L’assassinat crapuleux du journaliste Martinez Zogo n’est pas la goutte d’eau qui va faire déborder le vase. Le système politique au Cameroun s’est forgé une carapace de cuir pour résister aux pleurs et aux convulsions d’une population amorphe, sans ambition et « heureuse » de vivre. Car, ici, la vie vaut plus que tout. Elle est sacralisée. Être en vie est une bénédiction de Dieu, c’est croire et espérer que Dieu ne tolère que le possible. Le pouvoir politique et le pouvoir religieux, ajoutés à celui de forces séculières et ésotériques veillent sur le peuple.
Les circonstances de cet assassinat resteront mystérieuses car la vérité ne vient que d’en haut. Elle se manifeste par un silence péremptoire et méprisant qui réduit le pauvre citoyen à son simple rang d’électeur du parti au pouvoir.
Les exemples sont légion. Ils portent tous la même signature. L’indignation est profonde. Les familles voient affluer les badauds. La nuit des funérailles, on promet au mort de faire éclater la vérité. La suite, nous la connaissons. Silence de cathédrale. Les plus convaincus, ceux qui attendent toujours un Messi, ne désespèrent pas. Le président Paul Biya, chef suprême et incontesté rétablira la vérité.
La population s’attend de découvrir la vérité qui vient d’en haut. Cette vérité dont on parle nous ramène très souvent à nos distractions qui nous éloignent de l’essentiel. Nous succombons aux charmes du mensonge et du silence. L’arlésienne ? Tout le monde en parle. Mais personne ne l’a jamais vue. Elle est pourtant parmi nous. Les crimes crapuleux font partie de notre mémoire collective. Ces cold case n’ont jamais été élucidés. Ils sont classés avec le temps. Ils s’oublient aussi très vite entre deux verres de vin frelaté.
D’autres morts, et la liste n’est pas près de s’arrêter, non moins célèbres dans notre beau pays ont connu les mêmes conclusions. Tout le monde s’est déclaré procureur. Tout le monde avait le nom ou les noms des commanditaires. Il ne manquait que plus que l’exercice de la justice. Tous ces morts ensevelis croupissent dans les tombes. Ils s’appellent Monseigneur Bala, Bibi Ngota, Christian Mpondo, Monseigneur Yves Plumey, l’Abbé Joseph Mbassi, le père Antony Fontegh, les sœurs Marie Germaine et Marie Léone, le père Engelbert Mveng, etc.

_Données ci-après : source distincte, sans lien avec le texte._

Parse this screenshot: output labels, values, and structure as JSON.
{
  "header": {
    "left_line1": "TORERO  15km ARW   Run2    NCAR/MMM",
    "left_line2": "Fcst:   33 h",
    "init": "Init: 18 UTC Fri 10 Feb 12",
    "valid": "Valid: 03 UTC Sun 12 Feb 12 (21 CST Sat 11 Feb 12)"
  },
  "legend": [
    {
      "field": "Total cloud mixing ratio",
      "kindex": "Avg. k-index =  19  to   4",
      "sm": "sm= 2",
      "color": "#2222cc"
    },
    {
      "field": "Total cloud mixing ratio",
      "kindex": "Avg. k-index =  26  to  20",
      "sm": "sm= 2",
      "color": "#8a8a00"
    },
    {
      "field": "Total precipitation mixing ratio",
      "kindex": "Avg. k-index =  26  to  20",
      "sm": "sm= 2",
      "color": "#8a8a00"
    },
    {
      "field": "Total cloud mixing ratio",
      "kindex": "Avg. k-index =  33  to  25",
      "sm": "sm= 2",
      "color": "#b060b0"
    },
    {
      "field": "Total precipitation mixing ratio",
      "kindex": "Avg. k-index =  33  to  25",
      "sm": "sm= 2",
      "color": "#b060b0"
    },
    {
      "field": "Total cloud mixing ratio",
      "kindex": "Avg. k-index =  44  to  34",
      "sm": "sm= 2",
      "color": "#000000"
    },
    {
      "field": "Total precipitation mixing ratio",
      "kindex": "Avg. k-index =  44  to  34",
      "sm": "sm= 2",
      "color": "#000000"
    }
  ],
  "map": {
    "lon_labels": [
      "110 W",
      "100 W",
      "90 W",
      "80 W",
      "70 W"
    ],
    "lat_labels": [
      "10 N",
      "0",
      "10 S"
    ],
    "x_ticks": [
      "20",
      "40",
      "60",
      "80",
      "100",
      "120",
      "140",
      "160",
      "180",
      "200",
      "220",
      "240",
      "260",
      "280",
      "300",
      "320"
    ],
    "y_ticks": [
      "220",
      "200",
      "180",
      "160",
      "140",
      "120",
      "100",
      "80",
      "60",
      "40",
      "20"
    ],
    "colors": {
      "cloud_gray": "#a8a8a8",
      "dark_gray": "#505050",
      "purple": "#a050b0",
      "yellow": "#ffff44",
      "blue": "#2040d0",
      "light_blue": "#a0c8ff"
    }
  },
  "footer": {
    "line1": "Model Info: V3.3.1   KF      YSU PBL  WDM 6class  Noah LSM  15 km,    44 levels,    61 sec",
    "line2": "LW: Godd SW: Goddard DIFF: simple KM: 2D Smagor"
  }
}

Un crime de trop ! Ce narratif revient très souvent chez les débatteurs, au cours des émissions de télévision ou de la radio. Un crime de trop ? Il y en aura d’autres, tant que la barbarie aura sa place dans la cité. Encore une occasion manquée par les oppositions de salon qui courent de plateaux de télévisions aux radios périphériques. La révolution de salon est un foret où se défoulent tous les prétendus intellectuels assoiffés de crédibilité, de pouvoir et incapable d’élever le ton pour une juste cause.
Les crimes politiques restent impunis au Cameroun. C’est un mode d’emploi qui illustre la fin d règne d’un homme frappé par l’âge et qui est devenu l’otage de sa propre équipe. Une fin de règne calamiteuse pour une population jeune, frappée par la pauvreté, la maladie, la corruption, le vol, les mœurs, le doute et l’incertitude. Une fin de règne où la succession se bat pour s’accaparer l’argent que le pouvoir leur donne.

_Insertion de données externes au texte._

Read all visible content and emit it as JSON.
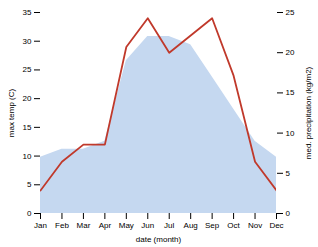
{
  "chart_data": {
    "type": "line",
    "categories": [
      "Jan",
      "Feb",
      "Mar",
      "Apr",
      "May",
      "Jun",
      "Jul",
      "Aug",
      "Sep",
      "Oct",
      "Nov",
      "Dec"
    ],
    "series": [
      {
        "type": "area",
        "axis": "y2",
        "color": "#c5d8f0",
        "values": [
          7,
          8,
          8,
          9,
          19,
          22,
          22,
          21,
          17,
          13,
          9,
          7
        ]
      },
      {
        "type": "line",
        "color": "#c0392b",
        "values": [
          4,
          9,
          12,
          12,
          29,
          34,
          28,
          31,
          34,
          24,
          9,
          4
        ]
      }
    ],
    "xlabel": "date (month)",
    "ylabel": "max temp (C)",
    "y2label": "med. precipitation (kg/m2)",
    "ylim": [
      0,
      35
    ],
    "yticks": [
      0,
      5,
      10,
      15,
      20,
      25,
      30,
      35
    ],
    "y2lim": [
      0,
      25
    ],
    "y2ticks": [
      0,
      5,
      10,
      15,
      20,
      25
    ],
    "grid": false
  }
}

Qui pour mettre fin à cette gabegie ? Personne. L’opposition, comme d’habitude, multiplie ses déclarations. Elle condamne sans plus. Discréditée, ses chefs n’osent prendre d’initiative. Elle se dit muselée. Elle n’est donc pas à sa place pour oser des actions à réveiller les morts. Cette opposition de confort est discréditée. Ce conformisme ne lui sied pas car le peuple a besoin de femmes et d’hommes actifs.